Audi’s intentions to Compete in the toughest rally in the world using an electric car, started 15 months ago with a white sheet of paper. The company closed its former rally division in the late 1980s and admittedly lost almost all the knowledge it had acquired during Audi’s 1982 and 1984 World Rally Championships due to depletion of staff.
The Dakar Rally is a criminal event for off-road endurance with ridiculous dimensions. The distances at each stage can be up to 900 kilometers (560 miles) per day. The terrain is much more difficult than seen in conventional rallies, so vehicles must be designed specifically for the task – only modified road vehicles will not interrupt it.
The race began in December 1977, following an incident in which Thierry Sabin got lost in the Tenere Desert while competing in the Cote-Cote Rally Abidjan-Nice in 1975. During this involuntary diversion, he decided that the desert would be a good place for regular competition. About 182 cars started the inaugural rally in Paris. Only 74 traveled 10,000 km (6,200 miles) across the Sahara to the Senegalese capital, Dakar.

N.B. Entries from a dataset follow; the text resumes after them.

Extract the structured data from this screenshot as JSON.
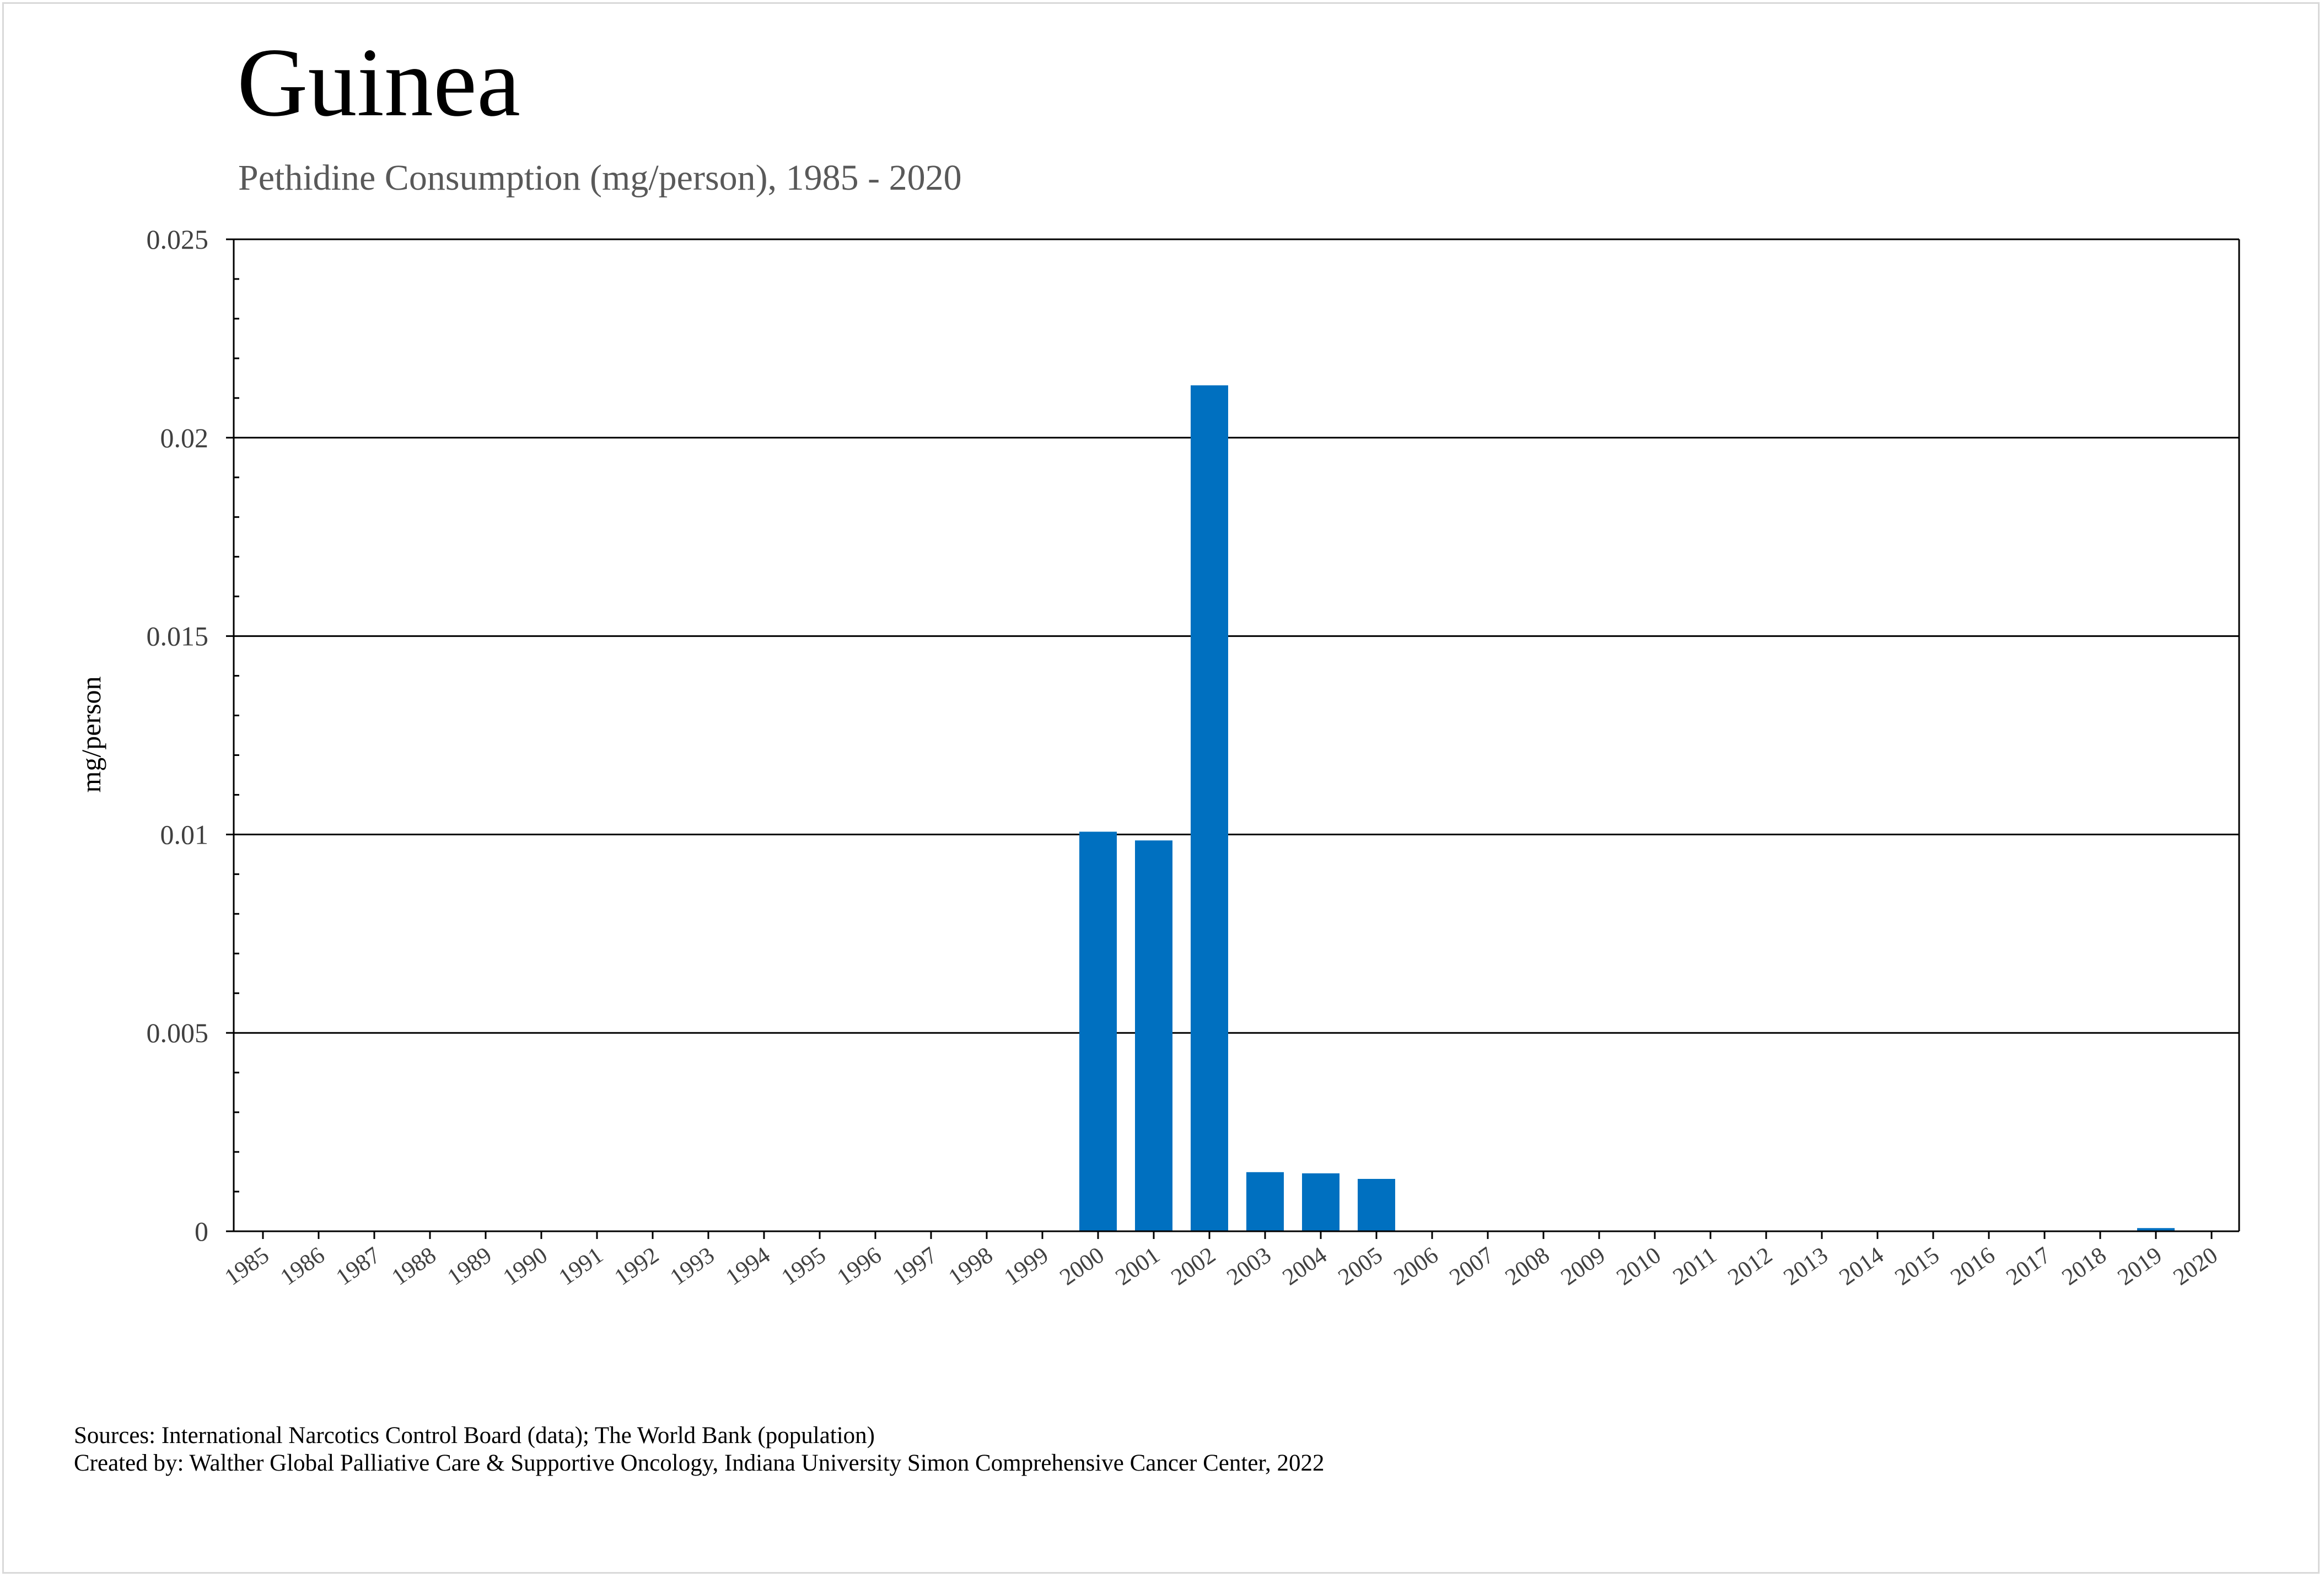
{
  "header": {
    "title": "Guinea",
    "subtitle": "Pethidine Consumption (mg/person), 1985 - 2020"
  },
  "footer": {
    "sources": "Sources: International Narcotics Control Board (data); The World Bank (population)",
    "credit": "Created by: Walther Global Palliative Care & Supportive Oncology, Indiana University Simon Comprehensive Cancer Center, 2022"
  },
  "chart_data": {
    "type": "bar",
    "title": "Guinea",
    "subtitle": "Pethidine Consumption (mg/person), 1985 - 2020",
    "xlabel": "",
    "ylabel": "mg/person",
    "ylim": [
      0,
      0.025
    ],
    "yticks": [
      "0",
      "0.005",
      "0.01",
      "0.015",
      "0.02",
      "0.025"
    ],
    "grid": true,
    "legend": "none",
    "bar_color": "#0070C0",
    "categories": [
      "1985",
      "1986",
      "1987",
      "1988",
      "1989",
      "1990",
      "1991",
      "1992",
      "1993",
      "1994",
      "1995",
      "1996",
      "1997",
      "1998",
      "1999",
      "2000",
      "2001",
      "2002",
      "2003",
      "2004",
      "2005",
      "2006",
      "2007",
      "2008",
      "2009",
      "2010",
      "2011",
      "2012",
      "2013",
      "2014",
      "2015",
      "2016",
      "2017",
      "2018",
      "2019",
      "2020"
    ],
    "values": [
      0,
      0,
      0,
      0,
      0,
      0,
      0,
      0,
      0,
      0,
      0,
      0,
      0,
      0,
      0,
      0.01007,
      0.00985,
      0.02132,
      0.00149,
      0.00146,
      0.00132,
      0,
      0,
      0,
      0,
      0,
      0,
      0,
      0,
      0,
      0,
      0,
      0,
      0,
      8e-05,
      0
    ]
  }
}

As a result of the pandemic, without the opportunity to fully test any equipment in racing conditions, Audi’s goal this first year back in rally sport was simply to finish the Dakar. However, in the middle of the event, all three cars were still running and the team even won the 636km third stage, driving rally veteran Carlos Sainz, 59. “The biggest surprise is everything works,” a team spokesman told WIRED.
At first glance, Audi’s 2022 Dakar contender has little to do with your average family car. RS Q e-tron is a giant toy Tonka, 4.5 meters long and two meters high. Beneath Darth Vader’s body is a tubular frame backed by carbon panels and a storage battery, three electric motors and a petrol engine. It is safe to assume that nothing like this will drive on a street near you.
So why is Audi doing this? This is partly the prestige of Dakar, of course: from the very beginning, this event has been a symbol of the adventure and romance of the desert. After initially moving from Paris to Dakar, the event moved to South America in 2008 following a terrorist attack in North Africa. Although geographically shifted, the name remained in 2019. Dakar moved again, this time to Saudi Arabia, in an attempt to reclaim the desert’s origins. Winning the Dakar is still prestigious, and 2022 is Audi’s first attempt.
But at the same time, Audi is determined to become a first-class electric brand and wants to win the Dakar with a battery. This is extremely challenging, given that racers have to travel up to 600 miles a day, driving through some of the most remote and inhospitable landscapes on Earth. They hardly see a camel, nothing that the charger for electric cars.
But what Audi sees is an opportunity – a chance to experiment with an old idea that is back: the range extender. This is a battery-powered electric car that also has a gasoline engine on board that acts as a power supply. The engine never drives the wheels, it just keeps the batteries running while you ride. Ten years ago, the range extenders were the “future”: Vauxhall (Buick in the US) and BMW offered them while Audi developed a concept car.